Friday, February 19, 2016



Petrarch (1304-1374), Secretum, from Dialogue 2 (Augustine speaking; tr. William H. Draper):
Behold him naked and unformed, born in wailings and tears, comforted with a few drops of milk, trembling and crawling, needing the hand of another, fed and clothed from the beasts of the field, his body feeble, his spirit restless, subject to all kinds of sickness, the prey of passions innumerable, devoid of reason, joyful to-day, to-morrow sorrowful, in both full of agitation, incapable of mastering himself, unable to restrain his appetite, ignorant of what things are useful to him and in what proportion, knowing not how to control himself in meat or drink, forced with great labour to gain the food that other creatures find ready at their need, made dull with sleep, swollen with food, stupefied with drink, emaciated with watching, famished with hunger, parched with thirst, at once greedy and timid, disgusted with what he has, longing after what he has lost, discontented alike with past, present and future, full of pride in his misery, and aware of his frailty, baser than the vilest worms, his life is short, his days uncertain, his fate inevitable, since Death in a thousand forms is waiting for him at last.

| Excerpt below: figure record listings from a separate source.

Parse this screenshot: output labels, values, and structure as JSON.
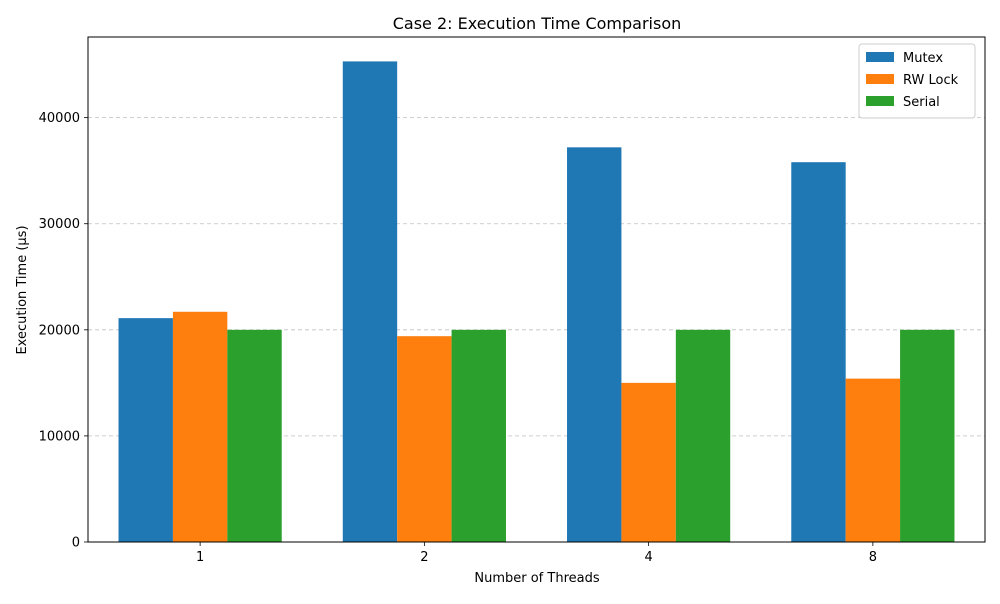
{
  "chart_data": {
    "type": "bar",
    "title": "Case 2: Execution Time Comparison",
    "xlabel": "Number of Threads",
    "ylabel": "Execution Time (µs)",
    "categories": [
      "1",
      "2",
      "4",
      "8"
    ],
    "series": [
      {
        "name": "Mutex",
        "color": "#1f77b4",
        "values": [
          21100,
          45300,
          37200,
          35800
        ]
      },
      {
        "name": "RW Lock",
        "color": "#ff7f0e",
        "values": [
          21700,
          19400,
          15000,
          15400
        ]
      },
      {
        "name": "Serial",
        "color": "#2ca02c",
        "values": [
          20000,
          20000,
          20000,
          20000
        ]
      }
    ],
    "ylim": [
      0,
      47600
    ],
    "yticks": [
      0,
      10000,
      20000,
      30000,
      40000
    ],
    "grid": {
      "axis": "y",
      "style": "dashed",
      "color": "#c0c0c0"
    },
    "legend": {
      "placement": "top-right"
    }
  }
}
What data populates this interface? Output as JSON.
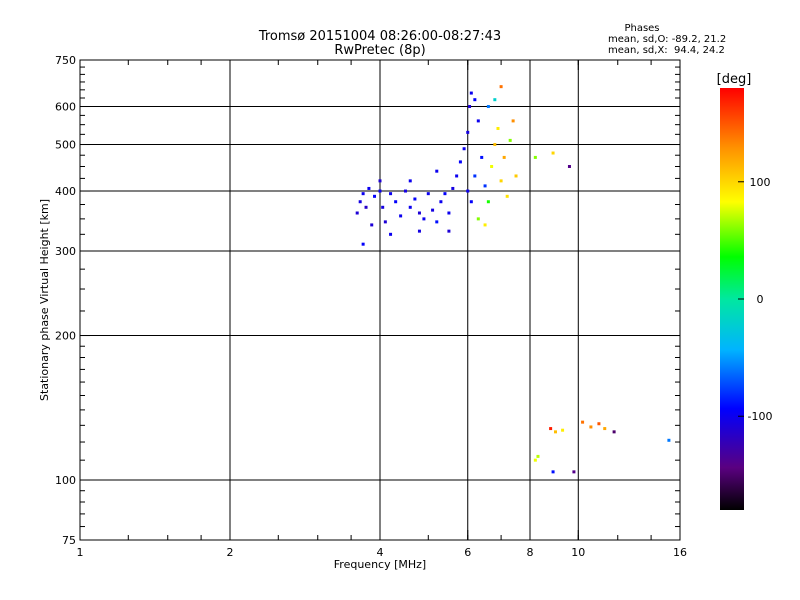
{
  "chart_data": {
    "type": "scatter",
    "title": "Tromsø 20151004 08:26:00-08:27:43",
    "subtitle": "RwPretec (8p)",
    "xlabel": "Frequency [MHz]",
    "ylabel": "Stationary phase Virtual Height [km]",
    "x_scale": "log2",
    "y_scale": "log",
    "xlim": [
      1,
      16
    ],
    "ylim": [
      75,
      750
    ],
    "x_ticks": [
      1,
      2,
      4,
      6,
      8,
      10,
      16
    ],
    "x_tick_labels": [
      "1",
      "2",
      "4",
      "6",
      "8",
      "10",
      "16"
    ],
    "y_ticks": [
      75,
      100,
      200,
      300,
      400,
      500,
      600,
      750
    ],
    "y_tick_labels": [
      "75",
      "100",
      "200",
      "300",
      "400",
      "500",
      "600",
      "750"
    ],
    "grid": true,
    "stats": {
      "heading": "Phases",
      "line_o": "mean, sd,O: -89.2, 21.2",
      "line_x": "mean, sd,X:  94.4, 24.2"
    },
    "colorbar": {
      "label": "[deg]",
      "range": [
        -180,
        180
      ],
      "ticks": [
        100,
        0,
        -100
      ],
      "tick_labels": [
        "100",
        "0",
        "-100"
      ],
      "colormap": "rainbow"
    },
    "series": [
      {
        "points": [
          [
            3.6,
            360,
            -110
          ],
          [
            3.65,
            380,
            -105
          ],
          [
            3.7,
            395,
            -100
          ],
          [
            3.75,
            370,
            -115
          ],
          [
            3.8,
            405,
            -100
          ],
          [
            3.85,
            340,
            -110
          ],
          [
            3.9,
            390,
            -95
          ],
          [
            4.0,
            400,
            -100
          ],
          [
            4.05,
            370,
            -105
          ],
          [
            4.1,
            345,
            -110
          ],
          [
            4.2,
            395,
            -100
          ],
          [
            4.3,
            380,
            -95
          ],
          [
            4.4,
            355,
            -100
          ],
          [
            4.5,
            400,
            -105
          ],
          [
            4.6,
            370,
            -100
          ],
          [
            4.7,
            385,
            -95
          ],
          [
            4.8,
            360,
            -110
          ],
          [
            4.9,
            350,
            -100
          ],
          [
            5.0,
            395,
            -100
          ],
          [
            5.1,
            365,
            -105
          ],
          [
            5.2,
            345,
            -90
          ],
          [
            5.3,
            380,
            -100
          ],
          [
            5.4,
            395,
            -95
          ],
          [
            5.5,
            360,
            -100
          ],
          [
            5.6,
            405,
            -105
          ],
          [
            5.7,
            430,
            -100
          ],
          [
            5.8,
            460,
            -95
          ],
          [
            5.9,
            490,
            -100
          ],
          [
            6.0,
            530,
            -105
          ],
          [
            6.05,
            600,
            -110
          ],
          [
            6.1,
            640,
            -100
          ],
          [
            6.2,
            620,
            -95
          ],
          [
            6.3,
            560,
            -100
          ],
          [
            6.4,
            470,
            -90
          ],
          [
            6.5,
            410,
            -80
          ],
          [
            6.6,
            380,
            40
          ],
          [
            6.7,
            450,
            80
          ],
          [
            6.8,
            500,
            110
          ],
          [
            6.9,
            540,
            90
          ],
          [
            7.0,
            420,
            100
          ],
          [
            7.1,
            470,
            120
          ],
          [
            7.2,
            390,
            95
          ],
          [
            7.3,
            510,
            60
          ],
          [
            7.4,
            560,
            130
          ],
          [
            7.5,
            430,
            105
          ],
          [
            6.0,
            400,
            -100
          ],
          [
            6.1,
            380,
            -95
          ],
          [
            6.2,
            430,
            -80
          ],
          [
            6.3,
            350,
            60
          ],
          [
            6.5,
            340,
            90
          ],
          [
            6.6,
            600,
            -60
          ],
          [
            6.8,
            620,
            -20
          ],
          [
            7.0,
            660,
            140
          ],
          [
            5.5,
            330,
            -110
          ],
          [
            4.8,
            330,
            -105
          ],
          [
            4.2,
            325,
            -100
          ],
          [
            3.7,
            310,
            -95
          ],
          [
            4.0,
            420,
            -110
          ],
          [
            4.6,
            420,
            -100
          ],
          [
            5.2,
            440,
            -100
          ],
          [
            8.2,
            470,
            60
          ],
          [
            8.9,
            480,
            100
          ],
          [
            9.6,
            450,
            -140
          ],
          [
            8.8,
            128,
            170
          ],
          [
            9.0,
            126,
            110
          ],
          [
            9.3,
            127,
            90
          ],
          [
            10.2,
            132,
            140
          ],
          [
            10.6,
            129,
            130
          ],
          [
            11.0,
            131,
            150
          ],
          [
            11.3,
            128,
            120
          ],
          [
            11.8,
            126,
            -150
          ],
          [
            8.2,
            110,
            80
          ],
          [
            8.3,
            112,
            70
          ],
          [
            8.9,
            104,
            -90
          ],
          [
            9.8,
            104,
            -140
          ],
          [
            15.2,
            121,
            -60
          ]
        ]
      }
    ]
  }
}
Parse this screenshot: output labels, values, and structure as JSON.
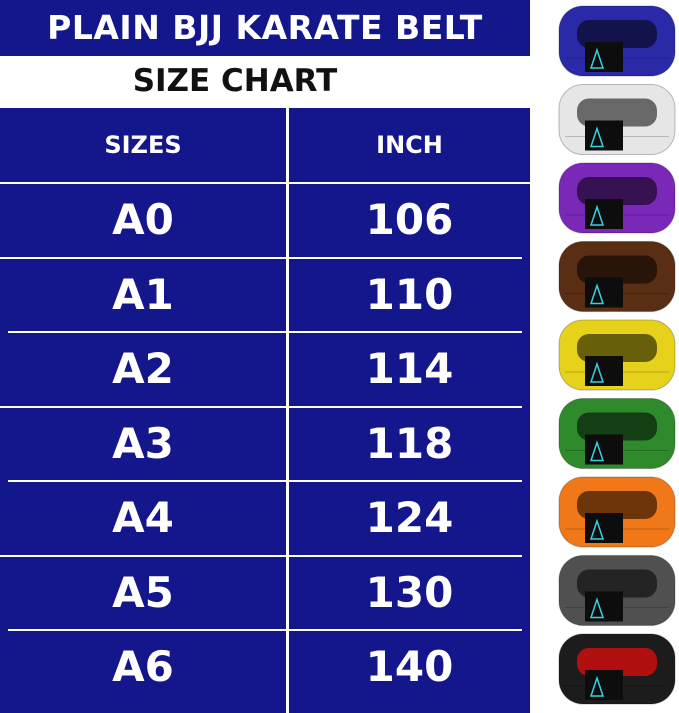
{
  "header": {
    "title": "PLAIN BJJ KARATE BELT",
    "subtitle": "SIZE CHART"
  },
  "table": {
    "columns": [
      "SIZES",
      "INCH"
    ],
    "rows": [
      [
        "A0",
        "106"
      ],
      [
        "A1",
        "110"
      ],
      [
        "A2",
        "114"
      ],
      [
        "A3",
        "118"
      ],
      [
        "A4",
        "124"
      ],
      [
        "A5",
        "130"
      ],
      [
        "A6",
        "140"
      ]
    ]
  }
}
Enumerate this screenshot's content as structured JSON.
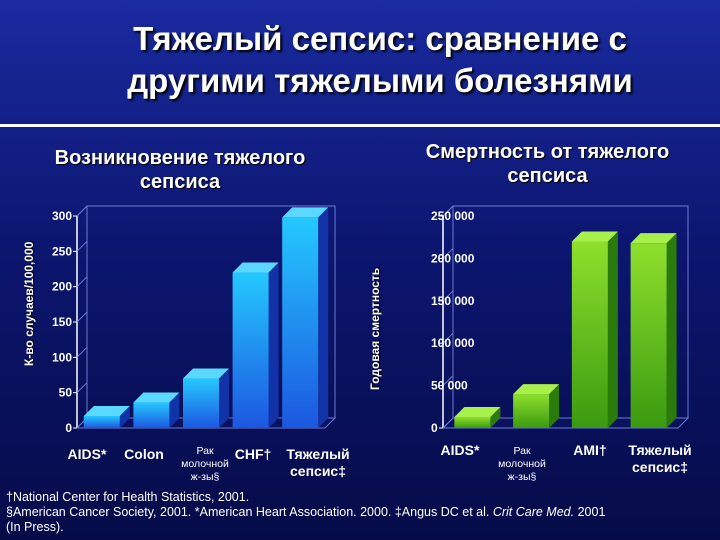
{
  "slide": {
    "title_line1": "Тяжелый сепсис: сравнение с",
    "title_line2": "другими тяжелыми болезнями"
  },
  "chart_data": [
    {
      "type": "bar",
      "title": "Возникновение тяжелого сепсиса",
      "ylabel": "К-во случаев/100,000",
      "ylim": [
        0,
        300
      ],
      "yticks": [
        "0",
        "50",
        "100",
        "150",
        "200",
        "250",
        "300"
      ],
      "categories": [
        {
          "label": "AIDS*",
          "sub": ""
        },
        {
          "label": "Colon",
          "sub": ""
        },
        {
          "label": "Рак молочной ж-зы§",
          "sub": ""
        },
        {
          "label": "CHF†",
          "sub": ""
        },
        {
          "label": "Тяжелый сепсис‡",
          "sub": ""
        }
      ],
      "values": [
        17,
        36,
        70,
        220,
        298
      ],
      "colors": [
        "#1e9cff",
        "#1e9cff",
        "#1e9cff",
        "#1e9cff",
        "#1e9cff"
      ],
      "grid": false
    },
    {
      "type": "bar",
      "title": "Смертность от тяжелого сепсиса",
      "ylabel": "Годовая смертность",
      "ylim": [
        0,
        250000
      ],
      "yticks": [
        "0",
        "50 000",
        "100 000",
        "150 000",
        "200 000",
        "250 000"
      ],
      "categories": [
        {
          "label": "AIDS*",
          "sub": ""
        },
        {
          "label": "Рак молочной ж-зы§",
          "sub": ""
        },
        {
          "label": "AMI†",
          "sub": ""
        },
        {
          "label": "Тяжелый сепсис‡",
          "sub": ""
        }
      ],
      "values": [
        13000,
        40000,
        220000,
        218000
      ],
      "colors": [
        "#5cc21a",
        "#5cc21a",
        "#5cc21a",
        "#5cc21a"
      ],
      "grid": false
    }
  ],
  "footnotes": {
    "line1": "†National Center for Health Statistics, 2001.",
    "line2": "§American Cancer Society, 2001. *American Heart Association. 2000. ‡Angus DC et al. ",
    "line2_italic": "Crit Care Med.",
    "line2_end": " 2001",
    "line3": "(In Press)."
  }
}
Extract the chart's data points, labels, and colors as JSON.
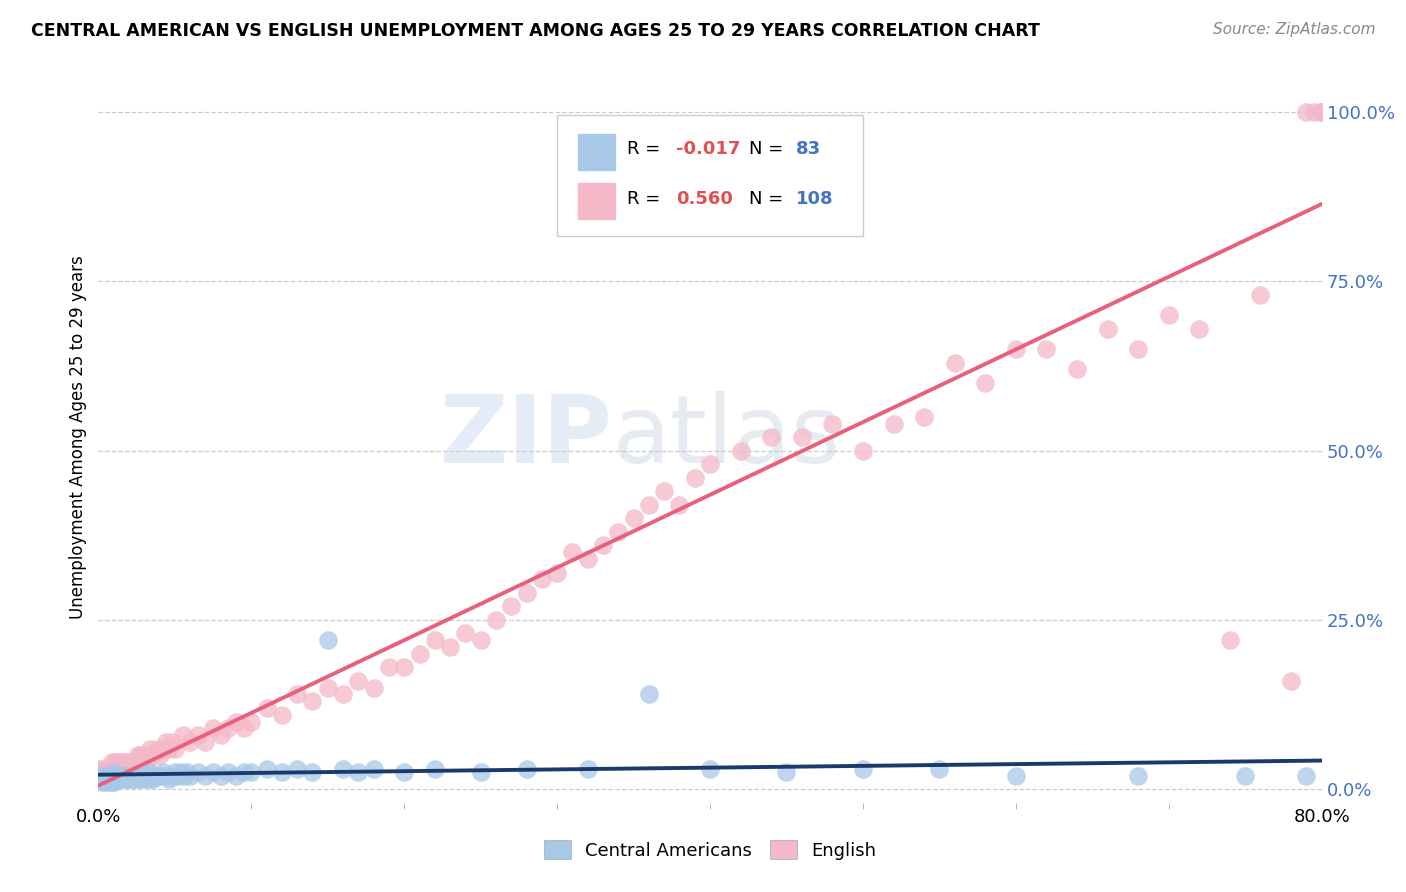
{
  "title": "CENTRAL AMERICAN VS ENGLISH UNEMPLOYMENT AMONG AGES 25 TO 29 YEARS CORRELATION CHART",
  "source": "Source: ZipAtlas.com",
  "ylabel": "Unemployment Among Ages 25 to 29 years",
  "xlim": [
    0.0,
    0.8
  ],
  "ylim": [
    -0.02,
    1.06
  ],
  "color_blue": "#a8c8e8",
  "color_pink": "#f4b8c8",
  "line_color_blue": "#1a3a6b",
  "line_color_pink": "#e8607a",
  "watermark_zip": "ZIP",
  "watermark_atlas": "atlas",
  "legend_label_blue": "Central Americans",
  "legend_label_pink": "English",
  "blue_scatter_x": [
    0.0,
    0.002,
    0.003,
    0.004,
    0.005,
    0.006,
    0.007,
    0.008,
    0.009,
    0.01,
    0.01,
    0.01,
    0.01,
    0.01,
    0.011,
    0.012,
    0.013,
    0.014,
    0.015,
    0.016,
    0.017,
    0.018,
    0.019,
    0.02,
    0.02,
    0.021,
    0.022,
    0.023,
    0.024,
    0.025,
    0.026,
    0.027,
    0.028,
    0.029,
    0.03,
    0.031,
    0.032,
    0.033,
    0.034,
    0.035,
    0.036,
    0.038,
    0.04,
    0.042,
    0.044,
    0.046,
    0.048,
    0.05,
    0.052,
    0.054,
    0.056,
    0.058,
    0.06,
    0.065,
    0.07,
    0.075,
    0.08,
    0.085,
    0.09,
    0.095,
    0.1,
    0.11,
    0.12,
    0.13,
    0.14,
    0.15,
    0.16,
    0.17,
    0.18,
    0.2,
    0.22,
    0.25,
    0.28,
    0.32,
    0.36,
    0.4,
    0.45,
    0.5,
    0.55,
    0.6,
    0.68,
    0.75,
    0.79
  ],
  "blue_scatter_y": [
    0.02,
    0.01,
    0.02,
    0.01,
    0.015,
    0.01,
    0.02,
    0.015,
    0.01,
    0.02,
    0.015,
    0.025,
    0.01,
    0.02,
    0.015,
    0.02,
    0.015,
    0.02,
    0.015,
    0.02,
    0.015,
    0.02,
    0.015,
    0.02,
    0.015,
    0.02,
    0.015,
    0.02,
    0.015,
    0.02,
    0.015,
    0.02,
    0.015,
    0.02,
    0.02,
    0.015,
    0.02,
    0.025,
    0.015,
    0.02,
    0.015,
    0.02,
    0.02,
    0.025,
    0.02,
    0.015,
    0.02,
    0.025,
    0.02,
    0.025,
    0.02,
    0.025,
    0.02,
    0.025,
    0.02,
    0.025,
    0.02,
    0.025,
    0.02,
    0.025,
    0.025,
    0.03,
    0.025,
    0.03,
    0.025,
    0.22,
    0.03,
    0.025,
    0.03,
    0.025,
    0.03,
    0.025,
    0.03,
    0.03,
    0.14,
    0.03,
    0.025,
    0.03,
    0.03,
    0.02,
    0.02,
    0.02,
    0.02
  ],
  "pink_scatter_x": [
    0.0,
    0.001,
    0.003,
    0.005,
    0.007,
    0.009,
    0.01,
    0.011,
    0.012,
    0.013,
    0.014,
    0.015,
    0.016,
    0.017,
    0.018,
    0.019,
    0.02,
    0.021,
    0.022,
    0.023,
    0.024,
    0.025,
    0.026,
    0.027,
    0.028,
    0.029,
    0.03,
    0.032,
    0.034,
    0.036,
    0.038,
    0.04,
    0.042,
    0.044,
    0.046,
    0.048,
    0.05,
    0.055,
    0.06,
    0.065,
    0.07,
    0.075,
    0.08,
    0.085,
    0.09,
    0.095,
    0.1,
    0.11,
    0.12,
    0.13,
    0.14,
    0.15,
    0.16,
    0.17,
    0.18,
    0.19,
    0.2,
    0.21,
    0.22,
    0.23,
    0.24,
    0.25,
    0.26,
    0.27,
    0.28,
    0.29,
    0.3,
    0.31,
    0.32,
    0.33,
    0.34,
    0.35,
    0.36,
    0.37,
    0.38,
    0.39,
    0.4,
    0.42,
    0.44,
    0.46,
    0.48,
    0.5,
    0.52,
    0.54,
    0.56,
    0.58,
    0.6,
    0.62,
    0.64,
    0.66,
    0.68,
    0.7,
    0.72,
    0.74,
    0.76,
    0.78,
    0.79,
    0.795,
    0.8,
    0.8,
    0.8,
    0.8,
    0.8,
    0.8,
    0.8,
    0.8,
    0.8,
    0.8
  ],
  "pink_scatter_y": [
    0.03,
    0.02,
    0.03,
    0.02,
    0.03,
    0.04,
    0.03,
    0.04,
    0.03,
    0.04,
    0.03,
    0.04,
    0.03,
    0.04,
    0.03,
    0.04,
    0.03,
    0.04,
    0.035,
    0.04,
    0.035,
    0.04,
    0.05,
    0.04,
    0.05,
    0.04,
    0.05,
    0.04,
    0.06,
    0.05,
    0.06,
    0.05,
    0.06,
    0.07,
    0.06,
    0.07,
    0.06,
    0.08,
    0.07,
    0.08,
    0.07,
    0.09,
    0.08,
    0.09,
    0.1,
    0.09,
    0.1,
    0.12,
    0.11,
    0.14,
    0.13,
    0.15,
    0.14,
    0.16,
    0.15,
    0.18,
    0.18,
    0.2,
    0.22,
    0.21,
    0.23,
    0.22,
    0.25,
    0.27,
    0.29,
    0.31,
    0.32,
    0.35,
    0.34,
    0.36,
    0.38,
    0.4,
    0.42,
    0.44,
    0.42,
    0.46,
    0.48,
    0.5,
    0.52,
    0.52,
    0.54,
    0.5,
    0.54,
    0.55,
    0.63,
    0.6,
    0.65,
    0.65,
    0.62,
    0.68,
    0.65,
    0.7,
    0.68,
    0.22,
    0.73,
    0.16,
    1.0,
    1.0,
    1.0,
    1.0,
    1.0,
    1.0,
    1.0,
    1.0,
    1.0,
    1.0,
    1.0,
    1.0
  ]
}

aspice nudum et informem inter vagitus et lacrimas nascentem, exiguo lacte solandum, tremulum atque reptantem, opis indigum aliene, quem muta pascunt animalia et vestiunt; caduci corporis, animi inquieti, morbis obsessum variis, subiectum passionibus innumeris, consilii inopem, alterna letitia et tristitia fluctuantem, impotentem arbitrii, appetitus cohibere nescium; quid quantumve sibi expediat, quis cibo potuique modus ignorantem; cui alimenta corporis, ceteris animalibus in aperto posita, multo labore conquerenda sunt; quem somnus inflat, cibus distendit, potus precipitat, vigilie extenuant, fames contrahit, sitis arefacit; avidum timidumque, fastidientem possessa, perdita deplorantem et presentibus simul et preteritis et futuris anxium; superbientem inter miserias suas et fragilitatis sibi conscium; vilissimis vermibus imparem, vite brevis, etatis ambigue, fati inevitabilis, ac mille generibus mortis expositum.